Minister of Energy, Mines and Energy Transition
- In office 27 February 2020 – 2 September 2020
- Prime Minister: Elyes Fakhfakh

Personal details
- Born: 22 February 1958 (age 68) Matmata, Tunisia
- Alma mater: Ecole Polytechnique Télécom ParisTech

= Mongi Marzouk =

Tunisian politician

Mongi Marzouk (born 2 March 1961, in Matmata) is a Tunisian politician.

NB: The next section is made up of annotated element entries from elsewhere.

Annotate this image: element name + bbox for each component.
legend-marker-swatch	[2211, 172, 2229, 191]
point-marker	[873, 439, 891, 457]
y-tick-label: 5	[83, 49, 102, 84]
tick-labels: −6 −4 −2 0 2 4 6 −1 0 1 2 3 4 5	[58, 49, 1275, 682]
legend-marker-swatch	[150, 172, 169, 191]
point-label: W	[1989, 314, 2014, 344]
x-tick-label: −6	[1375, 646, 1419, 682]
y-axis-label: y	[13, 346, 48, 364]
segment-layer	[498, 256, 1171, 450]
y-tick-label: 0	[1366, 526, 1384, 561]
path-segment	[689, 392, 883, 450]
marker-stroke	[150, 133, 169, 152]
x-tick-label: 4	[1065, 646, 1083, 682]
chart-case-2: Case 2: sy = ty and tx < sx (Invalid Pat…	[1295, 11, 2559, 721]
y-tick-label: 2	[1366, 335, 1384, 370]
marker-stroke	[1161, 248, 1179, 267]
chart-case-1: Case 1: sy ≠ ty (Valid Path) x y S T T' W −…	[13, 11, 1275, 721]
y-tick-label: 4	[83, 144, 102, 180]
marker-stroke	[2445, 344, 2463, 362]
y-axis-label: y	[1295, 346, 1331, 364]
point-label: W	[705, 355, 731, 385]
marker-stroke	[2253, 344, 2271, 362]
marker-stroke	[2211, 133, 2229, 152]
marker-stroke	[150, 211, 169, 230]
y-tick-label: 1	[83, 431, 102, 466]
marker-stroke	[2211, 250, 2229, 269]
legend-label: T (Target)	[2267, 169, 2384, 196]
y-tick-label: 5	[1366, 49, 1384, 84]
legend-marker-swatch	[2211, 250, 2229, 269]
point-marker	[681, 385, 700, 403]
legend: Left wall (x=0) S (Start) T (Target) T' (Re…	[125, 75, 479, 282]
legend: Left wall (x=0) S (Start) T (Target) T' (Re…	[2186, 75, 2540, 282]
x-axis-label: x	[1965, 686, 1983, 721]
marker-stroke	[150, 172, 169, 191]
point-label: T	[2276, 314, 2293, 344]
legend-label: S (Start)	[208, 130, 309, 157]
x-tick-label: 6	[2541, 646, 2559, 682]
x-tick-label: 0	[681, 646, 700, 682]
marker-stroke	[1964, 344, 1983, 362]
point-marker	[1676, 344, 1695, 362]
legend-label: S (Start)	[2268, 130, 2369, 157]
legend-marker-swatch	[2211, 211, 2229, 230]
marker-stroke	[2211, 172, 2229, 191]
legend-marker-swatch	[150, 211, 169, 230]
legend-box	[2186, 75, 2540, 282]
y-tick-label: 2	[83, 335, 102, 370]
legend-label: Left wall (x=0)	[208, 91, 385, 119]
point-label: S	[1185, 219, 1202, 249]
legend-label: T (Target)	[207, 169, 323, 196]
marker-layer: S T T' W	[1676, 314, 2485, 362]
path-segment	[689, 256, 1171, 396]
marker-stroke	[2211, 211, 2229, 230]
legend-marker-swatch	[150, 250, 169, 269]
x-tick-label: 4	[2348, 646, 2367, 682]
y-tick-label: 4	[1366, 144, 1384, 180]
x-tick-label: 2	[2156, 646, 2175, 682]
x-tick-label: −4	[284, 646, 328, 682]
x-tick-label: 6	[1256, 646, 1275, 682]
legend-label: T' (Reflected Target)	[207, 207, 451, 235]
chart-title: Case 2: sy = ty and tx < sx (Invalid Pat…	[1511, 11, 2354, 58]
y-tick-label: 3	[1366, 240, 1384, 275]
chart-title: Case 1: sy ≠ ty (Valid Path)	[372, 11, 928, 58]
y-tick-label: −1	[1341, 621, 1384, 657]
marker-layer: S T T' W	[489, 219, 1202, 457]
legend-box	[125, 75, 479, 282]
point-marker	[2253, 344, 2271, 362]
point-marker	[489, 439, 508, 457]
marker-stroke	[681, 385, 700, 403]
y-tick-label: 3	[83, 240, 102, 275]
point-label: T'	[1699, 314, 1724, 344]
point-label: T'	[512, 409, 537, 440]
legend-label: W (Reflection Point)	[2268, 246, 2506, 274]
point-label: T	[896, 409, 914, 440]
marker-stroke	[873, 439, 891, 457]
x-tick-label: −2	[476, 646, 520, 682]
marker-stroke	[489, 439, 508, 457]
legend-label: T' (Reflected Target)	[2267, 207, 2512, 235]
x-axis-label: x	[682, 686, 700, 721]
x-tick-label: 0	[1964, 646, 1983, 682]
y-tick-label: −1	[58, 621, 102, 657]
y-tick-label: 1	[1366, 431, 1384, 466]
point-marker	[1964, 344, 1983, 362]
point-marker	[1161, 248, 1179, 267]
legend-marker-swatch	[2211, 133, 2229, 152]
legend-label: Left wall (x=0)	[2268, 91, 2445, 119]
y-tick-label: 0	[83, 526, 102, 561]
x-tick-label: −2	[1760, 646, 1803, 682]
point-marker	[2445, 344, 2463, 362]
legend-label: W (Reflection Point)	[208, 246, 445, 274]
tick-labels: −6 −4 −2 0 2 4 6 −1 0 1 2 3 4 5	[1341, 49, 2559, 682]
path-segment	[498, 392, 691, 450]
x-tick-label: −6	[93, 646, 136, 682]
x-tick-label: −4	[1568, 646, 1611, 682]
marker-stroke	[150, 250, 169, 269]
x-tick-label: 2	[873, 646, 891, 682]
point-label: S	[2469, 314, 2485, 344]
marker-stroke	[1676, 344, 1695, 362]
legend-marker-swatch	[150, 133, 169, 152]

From 27 February 2020 to 2 September 2020, he served as the Minister of Energy, Mines and Energy Transition in the government of Elyes Fakhfakh. Marzouk previously served as the Minister of Energy and Mines in the government of Habib Essid between January and August 2016. From December 2011 to January 2014, he served as the Minister of Information and Communication Technologies under Prime Minister Hamadi Jebali.

==Biography==
He attended the Ecole Polytechnique from 1982 to 1984 and Télécom ParisTech from 1984 to 1986. He earned a PhD in Physics in 1989.

From 1999 to 2005, he worked as head of mobile network technology at Orange. He was later head of network modeling.

On 20 December 2011, after former President Zine El Abidine Ben Ali was deposed, he joined the Jebali Cabinet as Minister of Communication Technologies.